On Wed, 2009-08-12 at 11:35 -0700, Daniel L. Miller wrote:
Timo Sirainen wrote:
Also the mime structure could be torn apart to store attachments individually - the motivation being single instance storage of large attachments with identical content... Anyway, these seem like very speculative directions...
Yes, this is also something in dbox's far future plans.
Speaking as a pathetic little admin of a small site of 20 users, my needs for replication & scalability are quite minor. However, single-instance storage would be a miracle of biblical proportions. Has any progress been made on this?
Do you need per-MIME part single instance storage, or would per-email be enough? Since the per-email can already done with hard links.

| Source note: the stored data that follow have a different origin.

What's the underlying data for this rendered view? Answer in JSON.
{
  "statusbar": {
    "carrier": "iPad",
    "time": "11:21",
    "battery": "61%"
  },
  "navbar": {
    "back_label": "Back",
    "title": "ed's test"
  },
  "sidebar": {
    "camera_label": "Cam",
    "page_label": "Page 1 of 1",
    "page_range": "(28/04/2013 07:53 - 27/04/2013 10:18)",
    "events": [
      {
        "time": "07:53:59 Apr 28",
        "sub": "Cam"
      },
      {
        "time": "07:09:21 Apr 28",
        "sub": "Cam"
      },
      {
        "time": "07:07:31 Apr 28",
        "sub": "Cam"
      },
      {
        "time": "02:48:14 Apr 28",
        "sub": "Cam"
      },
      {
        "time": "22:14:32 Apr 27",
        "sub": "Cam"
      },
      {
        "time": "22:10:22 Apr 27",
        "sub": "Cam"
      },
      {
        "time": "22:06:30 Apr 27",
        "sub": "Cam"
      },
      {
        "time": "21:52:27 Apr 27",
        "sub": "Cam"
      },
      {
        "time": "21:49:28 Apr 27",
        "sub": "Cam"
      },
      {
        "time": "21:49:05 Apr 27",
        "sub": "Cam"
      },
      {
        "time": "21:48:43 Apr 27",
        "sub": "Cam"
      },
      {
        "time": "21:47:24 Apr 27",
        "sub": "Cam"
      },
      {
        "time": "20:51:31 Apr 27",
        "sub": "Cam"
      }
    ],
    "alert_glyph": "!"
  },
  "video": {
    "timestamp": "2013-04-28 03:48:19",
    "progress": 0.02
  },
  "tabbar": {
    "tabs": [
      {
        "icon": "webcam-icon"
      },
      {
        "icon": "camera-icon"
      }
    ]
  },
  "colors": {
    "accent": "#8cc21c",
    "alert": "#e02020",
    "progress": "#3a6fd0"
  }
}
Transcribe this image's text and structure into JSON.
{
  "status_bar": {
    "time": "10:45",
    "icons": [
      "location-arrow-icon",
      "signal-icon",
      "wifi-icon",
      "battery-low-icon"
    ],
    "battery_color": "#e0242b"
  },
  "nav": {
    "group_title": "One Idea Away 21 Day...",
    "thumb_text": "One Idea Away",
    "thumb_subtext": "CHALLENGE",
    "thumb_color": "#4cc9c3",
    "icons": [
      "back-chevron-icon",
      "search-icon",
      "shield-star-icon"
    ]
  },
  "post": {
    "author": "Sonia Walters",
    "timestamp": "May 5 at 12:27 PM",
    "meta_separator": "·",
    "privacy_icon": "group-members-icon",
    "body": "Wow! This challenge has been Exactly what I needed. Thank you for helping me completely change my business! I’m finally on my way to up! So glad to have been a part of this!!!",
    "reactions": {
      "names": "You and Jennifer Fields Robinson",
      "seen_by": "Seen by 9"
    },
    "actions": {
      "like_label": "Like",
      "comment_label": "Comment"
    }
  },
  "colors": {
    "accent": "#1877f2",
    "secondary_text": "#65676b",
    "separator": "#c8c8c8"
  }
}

Do you have a roadmap for how you plan on implementing it?
I've written about it a couple of times I think, but no specific plans. Something about using hashes anyway.
I don't know if you've considered this at all - this was my first thought:
If you're able to store a message with the attachments separately, then you can come up with an attachment database (not meaning to imply SQL backend). Then after breaking the message up into message + attachments, you scan the attachment database to see if it is already present prior to saving it. This could mean that not only could we save on the huge space wasted by idiots merrily forwarding large attachments to multiple people, but even received mails with embedded graphical signatures would benefit.
Yes, that's pretty much how I thought about it. It's anyway going to be dbox-only feature. Would be way too much trouble with other formats.